On Sunday, in recognition of Valentine’s Day, I posted a selection of articles under the post title of Loving Relationships.

Then yesterday my day that should have been quiet and uneventful turned out to be anything other than that! So it was well after 3pm that I sat down in front of my PC wondering what to publish today. I thought that as there had been a steady flow of new readers signing up to follow this place (and a huge thank you – it really does mean a lot to me) I might see what I published three years ago.

To my surprise it was a post about the most important relationship of all; the one with ourself.

So please do enjoy what was published on February 15th, 2012.

ooOOoo

Do you or I really know who we are?

The strangeness of this species Homo sapiens.

My writings of the previous three days have explored the nature of man. The many ways that we struggle to understand so many issues in our lives. In particular the biggest issue of them all since we abandoned the life of the hunter-gatherer. Our very survival.
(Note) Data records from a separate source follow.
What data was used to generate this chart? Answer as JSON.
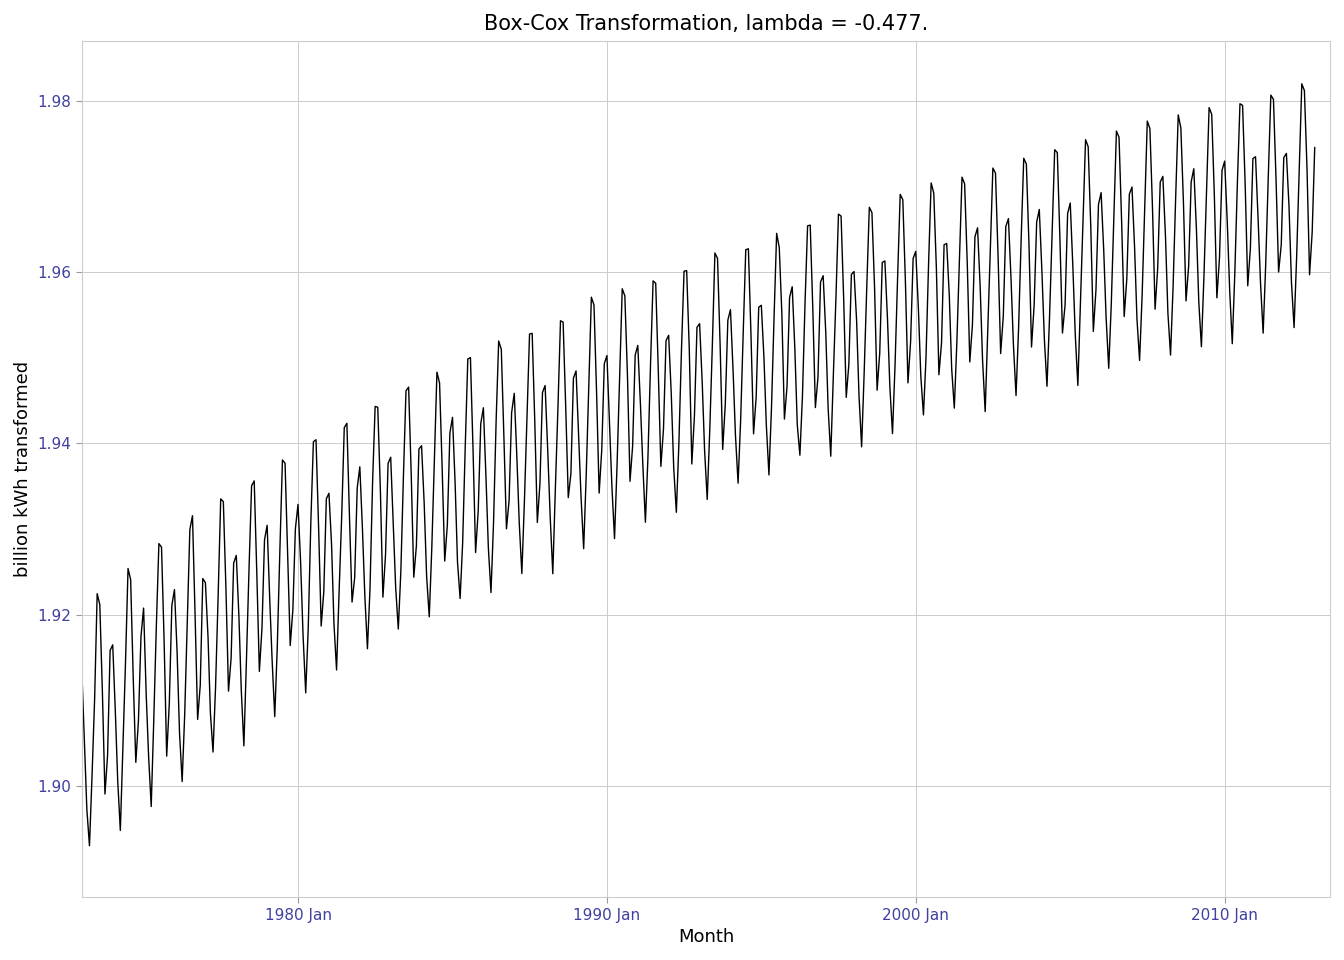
{
  "title": "Box-Cox Transformation, lambda = -0.477.",
  "xlabel": "Month",
  "ylabel": "billion kWh transformed",
  "lambda": -0.477,
  "background_color": "#ffffff",
  "panel_color": "#ffffff",
  "grid_color": "#cccccc",
  "line_color": "#000000",
  "line_width": 1.0,
  "ylim": [
    1.887,
    1.987
  ],
  "yticks": [
    1.9,
    1.92,
    1.94,
    1.96,
    1.98
  ],
  "xtick_labels": [
    "1980 Jan",
    "1990 Jan",
    "2000 Jan",
    "2010 Jan"
  ],
  "title_fontsize": 15,
  "axis_label_fontsize": 13,
  "tick_fontsize": 11,
  "tick_color": "#4040a0"
}
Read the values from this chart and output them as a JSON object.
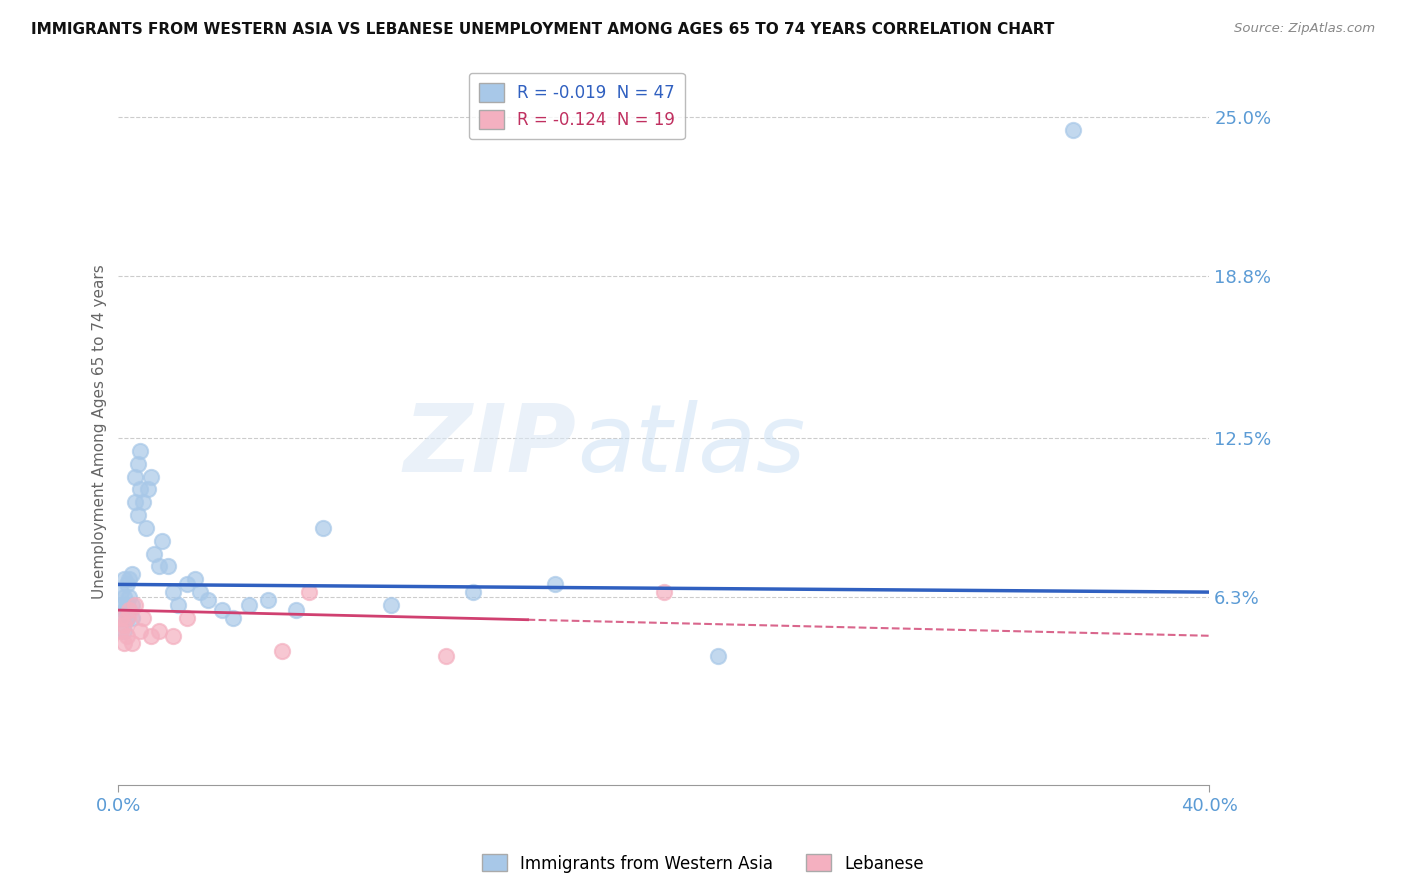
{
  "title": "IMMIGRANTS FROM WESTERN ASIA VS LEBANESE UNEMPLOYMENT AMONG AGES 65 TO 74 YEARS CORRELATION CHART",
  "source": "Source: ZipAtlas.com",
  "ylabel": "Unemployment Among Ages 65 to 74 years",
  "xlim": [
    0.0,
    0.4
  ],
  "ylim": [
    -0.01,
    0.265
  ],
  "yticks": [
    0.063,
    0.125,
    0.188,
    0.25
  ],
  "ytick_labels": [
    "6.3%",
    "12.5%",
    "18.8%",
    "25.0%"
  ],
  "xticks": [
    0.0,
    0.4
  ],
  "xtick_labels": [
    "0.0%",
    "40.0%"
  ],
  "blue_color": "#a8c8e8",
  "pink_color": "#f4b0c0",
  "blue_line_color": "#3060c0",
  "pink_line_color": "#d04070",
  "blue_label": "Immigrants from Western Asia",
  "pink_label": "Lebanese",
  "blue_R": -0.019,
  "blue_N": 47,
  "pink_R": -0.124,
  "pink_N": 19,
  "watermark_zip": "ZIP",
  "watermark_atlas": "atlas",
  "blue_scatter_x": [
    0.001,
    0.001,
    0.001,
    0.002,
    0.002,
    0.002,
    0.002,
    0.003,
    0.003,
    0.003,
    0.004,
    0.004,
    0.004,
    0.005,
    0.005,
    0.005,
    0.006,
    0.006,
    0.007,
    0.007,
    0.008,
    0.008,
    0.009,
    0.01,
    0.011,
    0.012,
    0.013,
    0.015,
    0.016,
    0.018,
    0.02,
    0.022,
    0.025,
    0.028,
    0.03,
    0.033,
    0.038,
    0.042,
    0.048,
    0.055,
    0.065,
    0.075,
    0.1,
    0.13,
    0.16,
    0.22,
    0.35
  ],
  "blue_scatter_y": [
    0.055,
    0.06,
    0.065,
    0.05,
    0.058,
    0.063,
    0.07,
    0.055,
    0.06,
    0.068,
    0.058,
    0.063,
    0.07,
    0.055,
    0.06,
    0.072,
    0.1,
    0.11,
    0.095,
    0.115,
    0.105,
    0.12,
    0.1,
    0.09,
    0.105,
    0.11,
    0.08,
    0.075,
    0.085,
    0.075,
    0.065,
    0.06,
    0.068,
    0.07,
    0.065,
    0.062,
    0.058,
    0.055,
    0.06,
    0.062,
    0.058,
    0.09,
    0.06,
    0.065,
    0.068,
    0.04,
    0.245
  ],
  "pink_scatter_x": [
    0.001,
    0.001,
    0.002,
    0.002,
    0.003,
    0.003,
    0.004,
    0.005,
    0.006,
    0.008,
    0.009,
    0.012,
    0.015,
    0.02,
    0.025,
    0.06,
    0.07,
    0.12,
    0.2
  ],
  "pink_scatter_y": [
    0.05,
    0.055,
    0.045,
    0.052,
    0.048,
    0.055,
    0.058,
    0.045,
    0.06,
    0.05,
    0.055,
    0.048,
    0.05,
    0.048,
    0.055,
    0.042,
    0.065,
    0.04,
    0.065
  ],
  "blue_trend_x": [
    0.0,
    0.4
  ],
  "blue_trend_y": [
    0.068,
    0.065
  ],
  "pink_trend_x": [
    0.0,
    0.4
  ],
  "pink_trend_y": [
    0.058,
    0.048
  ]
}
It would be so easy to beat oneself up. To stare in the mirror and despair at all the unfinished ideas that one has about being ‘sustainable’ shortly before jumping on one’s shiny new tractor, yet another symbol of our industrial civilisation. The hypocrisy, the double standards!
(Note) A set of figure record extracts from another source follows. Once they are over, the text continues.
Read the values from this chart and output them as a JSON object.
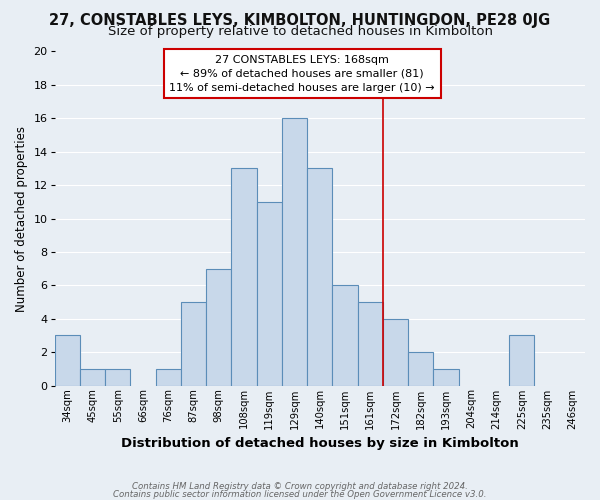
{
  "title": "27, CONSTABLES LEYS, KIMBOLTON, HUNTINGDON, PE28 0JG",
  "subtitle": "Size of property relative to detached houses in Kimbolton",
  "xlabel": "Distribution of detached houses by size in Kimbolton",
  "ylabel": "Number of detached properties",
  "bins": [
    "34sqm",
    "45sqm",
    "55sqm",
    "66sqm",
    "76sqm",
    "87sqm",
    "98sqm",
    "108sqm",
    "119sqm",
    "129sqm",
    "140sqm",
    "151sqm",
    "161sqm",
    "172sqm",
    "182sqm",
    "193sqm",
    "204sqm",
    "214sqm",
    "225sqm",
    "235sqm",
    "246sqm"
  ],
  "values": [
    3,
    1,
    1,
    0,
    1,
    5,
    7,
    13,
    11,
    16,
    13,
    6,
    5,
    4,
    2,
    1,
    0,
    0,
    3,
    0,
    0
  ],
  "bar_color": "#c8d8ea",
  "bar_edge_color": "#5b8db8",
  "vline_color": "#cc0000",
  "vline_index": 13,
  "ylim": [
    0,
    20
  ],
  "yticks": [
    0,
    2,
    4,
    6,
    8,
    10,
    12,
    14,
    16,
    18,
    20
  ],
  "annotation_title": "27 CONSTABLES LEYS: 168sqm",
  "annotation_line1": "← 89% of detached houses are smaller (81)",
  "annotation_line2": "11% of semi-detached houses are larger (10) →",
  "annotation_box_facecolor": "#ffffff",
  "annotation_box_edgecolor": "#cc0000",
  "footer1": "Contains HM Land Registry data © Crown copyright and database right 2024.",
  "footer2": "Contains public sector information licensed under the Open Government Licence v3.0.",
  "background_color": "#e8eef4",
  "grid_color": "#ffffff",
  "title_fontsize": 10.5,
  "subtitle_fontsize": 9.5,
  "ylabel_fontsize": 8.5,
  "xlabel_fontsize": 9.5
}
But the mistake in any attempt at self-awareness is the assumption that you know who you are! Therein lays the problem.!

Marcus Peter Francis du Sautoy is a very smart person. This is how WikiPedia describes him.

Marcus Peter Francis du Sautoy, OBE (born in London, 26 August 1965)[3] is the Simonyi Professor for the Public Understanding of Science and a Professor of Mathematics at the University of Oxford. Formerly a Fellow of All Souls College, and Wadham College, he is now a Fellow of New College. He is President of the Mathematical Association.

Prof. Sautoy came to the realisation that the thoughts that make us feel as though we know ourselves are easy to experience. But where do those thoughts come from? Marcus Sautoy acknowledged that they are notoriously difficult to explain.

So, in order to find out where they come from Marcus subjects himself to a series of probing experiments. With the help of a hammer-wielding scientist, Jennifer Aniston and a general anaesthetic, Professor Marcus du Sautoy goes in search of answers to one of science’s greatest mysteries: how do we know who we are?

He learns at what age our self-awareness emerges and whether other species share this trait.

Next, he has his mind scrambled by a cutting-edge experiment in anaesthesia. Having survived that ordeal, Marcus is given an out-of-body experience in a bid to locate his true self. And in Hollywood, he learns how celebrities are helping scientists understand the microscopic activities of our brain.

Finally, he takes part in a mind-reading experiment that both helps explain and radically alters his understanding of who he is.

All of this is covered in a fabulously interesting episode from Horizon, the excellent and long-running BBC TV science and philosophy series. Thankfully, it made its way onto YouTube.

(NB: In the intervening period, that BBC Horizon programme has been removed from YouTube for copyright reasons. That’s a great shame. However, the following documentary from the good Professor will, I am sure, be equally fascinating.)

The Secret Rules of Modern Living Algorithms

Published on Oct 30, 2015

Without us noticing, modern life has been taken over. Algorithms run everything from search engines on the internet to satnavs and credit card data security – they even help us travel the world, find love and save lives.

Mathematician Professor Marcus du Sautoy demystifies the hidden world of algorithms. By showing us some of the algorithms most essential to our lives, he reveals where these 2,000-year-old problem solvers came from, how they work, what they have achieved and how they are now so advanced they can even programme themselves.

As Confucius reportedly wrote: Real knowledge is to know the extent of one’s ignorance.